Meet The King of Wings

At the intersection of Tel Aviv’s hipster, yuppie and financial districts is Wings, a brand new American eatery that is bringing fried chicken wings to Israel.

Meet The King of Wings 758 (photo credit: NEFESH B'NEFESH)
Meet The King of Wings 758
(photo credit: NEFESH B'NEFESH)
In the bright yellow storefront restaurant sits Eytan White, 29, Wings’ owner, answering phone calls, breaking change, and stopping whatever he’s doing to greet other Olim who pop in–sometimes just to say hi.
Though it was White’s dream to own a restaurant since he was a kid, he didn’t believe it was something he’d do until he’d made it in another career. But, while hosting American football screenings at his apartment in Tel Aviv and serving deep fried wings, he began to think differently.
“My friends used to tell me that I should open a restaurant, but I didn’t see myself investing the time and money into it,” White said. “Then enough people said it and I thought, maybe they’re seeing something that I’m not.” After sitting down with restaurant consultants and crunching the numbers, he decided to go for it. That was ten months ago.
White knows that opening up a restaurant is risky, but he’s not one to shy away from challenging pursuits.
Raised in New Rochelle, New York, White had only been studying at Lev HaTorah, a Ramat Beit Shemesh-based yeshiva, for two months when he called his parents and told them he was going to make Aliyah and join the army. First, though, he returned to New York to earn his degree in business administration and management from Touro College. Then, in 2007, true to his word, he joined the Israeli Army and served in a combat infantry unit.
When White officially made Aliyah with Nefesh B’Nefesh in 2010, he moved to Tel Aviv because that’s where he believed he would be able to find a job in his chosen field: hi-tech.

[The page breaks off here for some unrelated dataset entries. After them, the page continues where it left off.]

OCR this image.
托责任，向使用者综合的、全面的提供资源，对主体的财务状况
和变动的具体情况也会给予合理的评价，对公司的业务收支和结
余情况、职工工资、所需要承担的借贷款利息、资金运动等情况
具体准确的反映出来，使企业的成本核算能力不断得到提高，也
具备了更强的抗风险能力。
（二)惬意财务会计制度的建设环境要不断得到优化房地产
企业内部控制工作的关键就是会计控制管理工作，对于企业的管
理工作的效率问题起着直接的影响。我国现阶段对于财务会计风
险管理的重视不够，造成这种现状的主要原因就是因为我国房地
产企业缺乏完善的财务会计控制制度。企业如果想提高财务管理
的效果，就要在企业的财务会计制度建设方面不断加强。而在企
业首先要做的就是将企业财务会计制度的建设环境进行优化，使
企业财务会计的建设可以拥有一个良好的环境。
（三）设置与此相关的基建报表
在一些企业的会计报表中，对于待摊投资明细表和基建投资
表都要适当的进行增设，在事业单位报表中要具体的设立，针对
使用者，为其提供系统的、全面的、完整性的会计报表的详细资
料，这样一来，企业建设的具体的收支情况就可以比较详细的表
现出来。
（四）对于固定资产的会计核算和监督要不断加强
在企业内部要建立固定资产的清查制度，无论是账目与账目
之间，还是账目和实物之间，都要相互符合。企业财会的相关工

“I thought that working in the hi-tech sector was what I wanted to do,” said White. “But even when I had the potential of getting stock options, I found myself disillusioned with sitting in front of the computer and typing all day.”
Though professionally White was still considering his options, socially he set out to create the kind of community he wanted soon after relocating to Tel Aviv. Hosting big Shabbat dinners was a passion for White, yet he did not know many people living in Tel Aviv who were interested in taking part. He decided to change this.

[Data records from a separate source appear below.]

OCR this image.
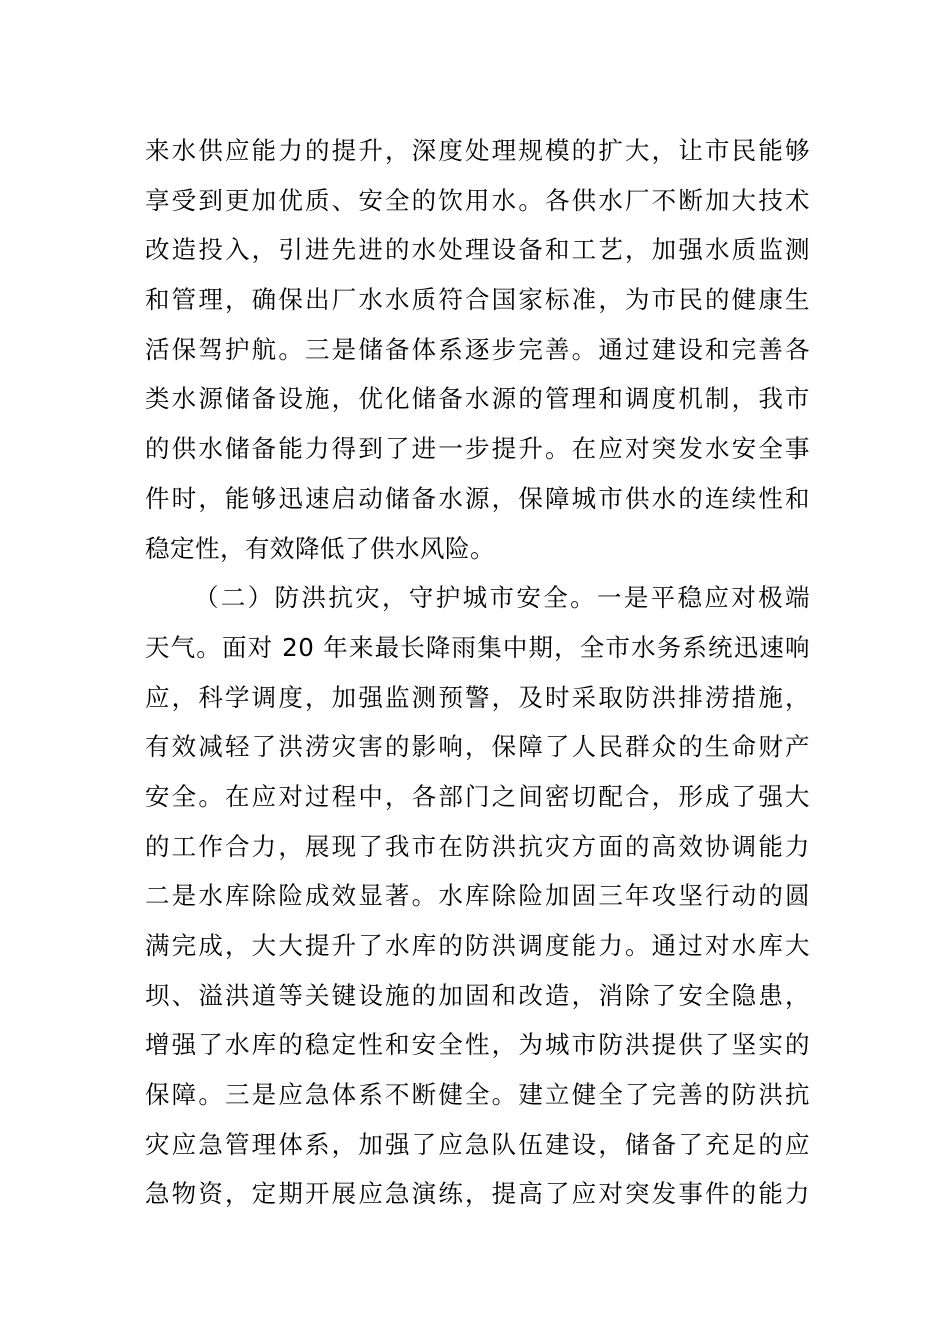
来水供应能力的提升，深度处理规模的扩大，让市民能够
享受到更加优质、安全的饮用水。各供水厂不断加大技术
改造投入，引进先进的水处理设备和工艺，加强水质监测
和管理，确保出厂水水质符合国家标准，为市民的健康生
活保驾护航。三是储备体系逐步完善。通过建设和完善各
类水源储备设施，优化储备水源的管理和调度机制，我市
的供水储备能力得到了进一步提升。在应对突发水安全事
件时，能够迅速启动储备水源，保障城市供水的连续性和
稳定性，有效降低了供水风险。
（二）防洪抗灾，守护城市安全。一是平稳应对极端
天气。面对 20 年来最长降雨集中期，全市水务系统迅速响
应，科学调度，加强监测预警，及时采取防洪排涝措施，
有效减轻了洪涝灾害的影响，保障了人民群众的生命财产
安全。在应对过程中，各部门之间密切配合，形成了强大
的工作合力，展现了我市在防洪抗灾方面的高效协调能力
二是水库除险成效显著。水库除险加固三年攻坚行动的圆
满完成，大大提升了水库的防洪调度能力。通过对水库大
坝、溢洪道等关键设施的加固和改造，消除了安全隐患，
增强了水库的稳定性和安全性，为城市防洪提供了坚实的
保障。三是应急体系不断健全。建立健全了完善的防洪抗
灾应急管理体系，加强了应急队伍建设，储备了充足的应
急物资，定期开展应急演练，提高了应对突发事件的能力
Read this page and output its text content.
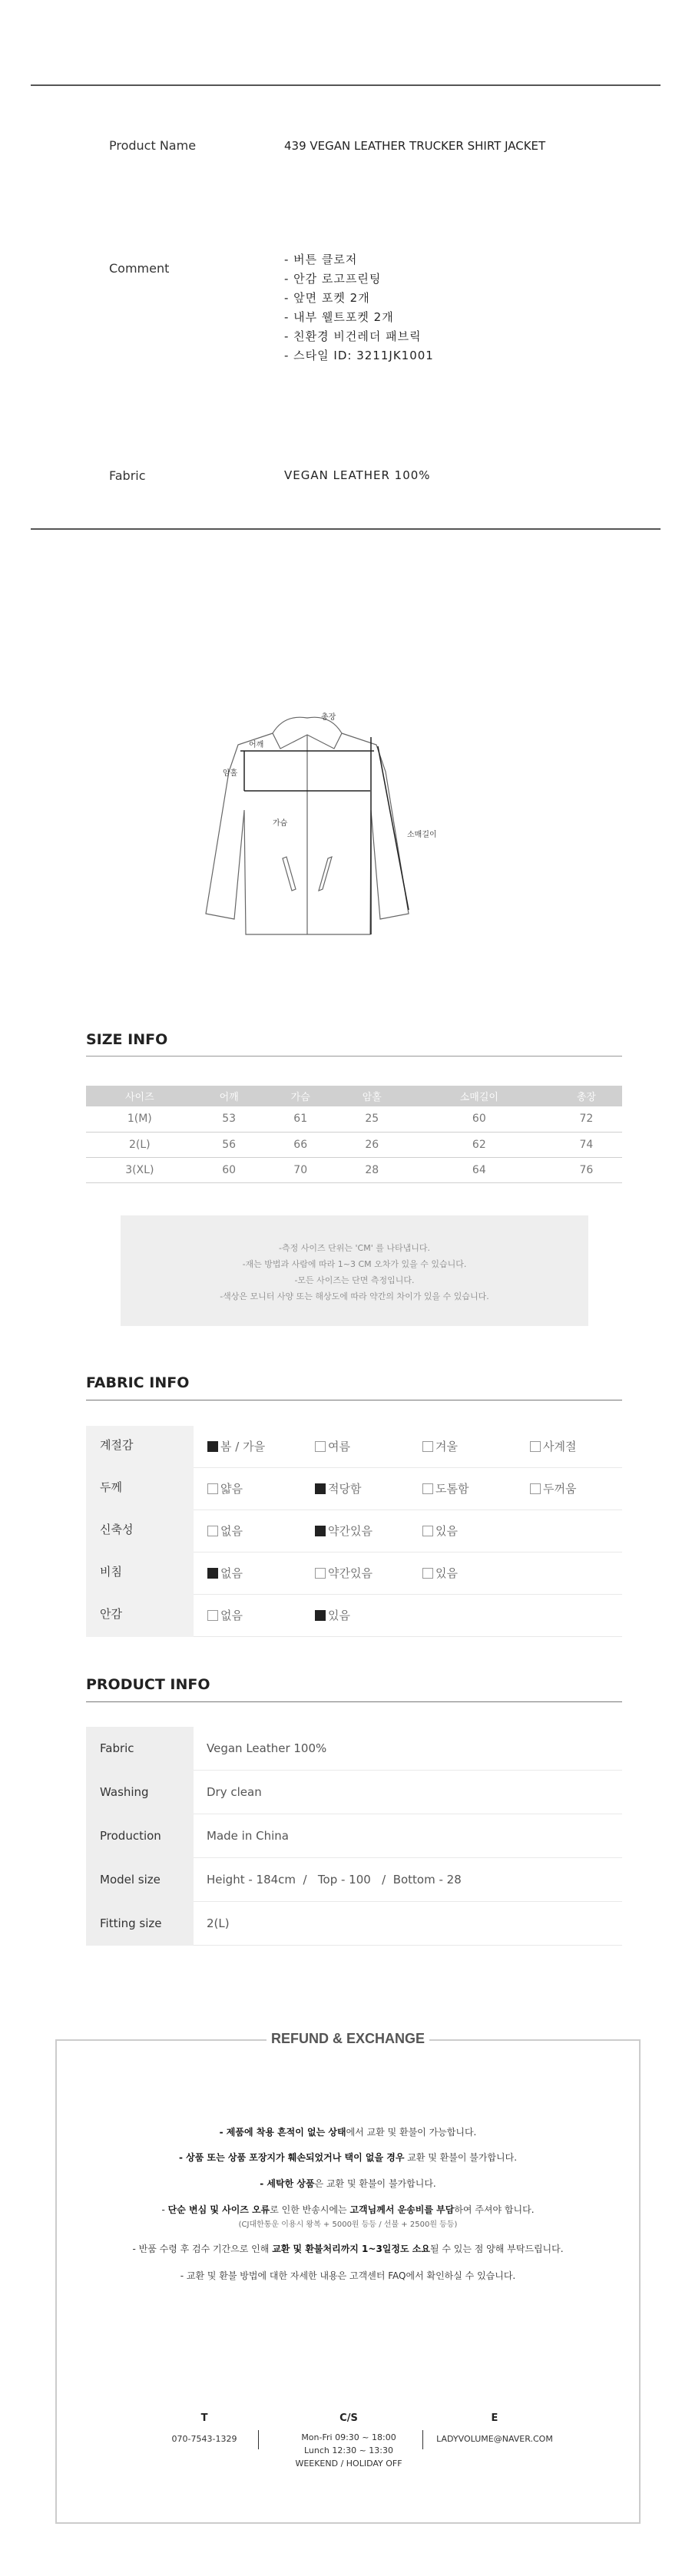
Product Name	439 VEGAN LEATHER TRUCKER SHIRT JACKET
Comment
- 버튼 클로저
- 안감 로고프린팅
- 앞면 포켓 2개
- 내부 웰트포켓 2개
- 친환경 비건레더 패브릭
- 스타일 ID: 3211JK1001
Fabric	VEGAN LEATHER 100%
총장
어깨
암홀
가슴
소매길이
SIZE INFO
사이즈	어깨	가슴	암홀	소매길이	총장
1(M)	53	61	25	60	72
2(L)	56	66	26	62	74
3(XL)	60	70	28	64	76
-측정 사이즈 단위는 'CM' 를 나타냅니다.
-재는 방법과 사람에 따라 1~3 CM 오차가 있을 수 있습니다.
-모든 사이즈는 단면 측정입니다.
-색상은 모니터 사양 또는 해상도에 따라 약간의 차이가 있을 수 있습니다.
FABRIC INFO
계절감	봄 / 가을	여름	겨울	사계절
두께	얇음	적당함	도톰함	두꺼움
신축성	없음	약간있음	있음
비침	없음	약간있음	있음
안감	없음	있음
PRODUCT INFO
Fabric	Vegan Leather 100%
Washing	Dry clean
Production	Made in China
Model size	Height - 184cm  /   Top - 100   /  Bottom - 28
Fitting size	2(L)
REFUND & EXCHANGE
- 제품에 착용 흔적이 없는 상태에서 교환 및 환불이 가능합니다.
- 상품 또는 상품 포장지가 훼손되었거나 택이 없을 경우 교환 및 환불이 불가합니다.
- 세탁한 상품은 교환 및 환불이 불가합니다.
- 단순 변심 및 사이즈 오류로 인한 반송시에는 고객님께서 운송비를 부담하여 주셔야 합니다.
(CJ대한통운 이용시 왕복 + 5000원 등등 / 선불 + 2500원 등등)
- 반품 수령 후 검수 기간으로 인해 교환 및 환불처리까지 1~3일정도 소요될 수 있는 점 양해 부탁드립니다.
- 교환 및 환불 방법에 대한 자세한 내용은 고객센터 FAQ에서 확인하실 수 있습니다.
T
070-7543-1329
C/S
Mon-Fri 09:30 ~ 18:00
Lunch 12:30 ~ 13:30
WEEKEND / HOLIDAY OFF
E
LADYVOLUME@NAVER.COM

At the time, White City was a fledgling organization that ran Shabbat dinners every few months for about 50-60 Olim. With a few other Olim, White jumped in to grow White City, planning monthly meals that eventually grew to 200 people–with 100-person waiting lists.
Having not just created a community for himself–but for hundreds of young Olim in Israel, White has taken a step back in his involvement to devote his energies to Wings.
In less than a year, White was able to nab the exact Herzl-street location he first set his eye on, concoct a series of sauce flavors–that range from the basic Buffalo to the nouveau New Orleans Cajun sauce–with the help of a culinary consultant, hire a staff, and build a following.
White has stayed committed to his value of supporting his native community–selling Olim-owned brands of beer and cider. Before Wings’ opening, White also took on another American Oleh, Robert Ben Or, Wings’ head chef, as his business partner.
While working eighteen-hour work days during the first two weeks in business, White, surprisingly, has lost weight. Though the stress of opening a restaurant is huge, White is overwhelmed by the support he’s received from local community members.
“I’ve been talking about this for months, and people talked about helping me out, and when the restaurant finally opened, they really did,” he said.
Though local Israelis occasionally stop by to give White advice on how he can expand his offering, White wants to focus on making the Wings experience the best it can possibly be–both in its culinary offerings and customer service. Though American friends are urging White to open up shops in the States, White has dreams of expanding Wings to other parts of Israel.
“There’s a lot of opportunity in Israel for anyone who’s willing to take the risks,” said White. “It’s not everyday someone is able to achieve their childhood dream, and I consider myself very lucky.”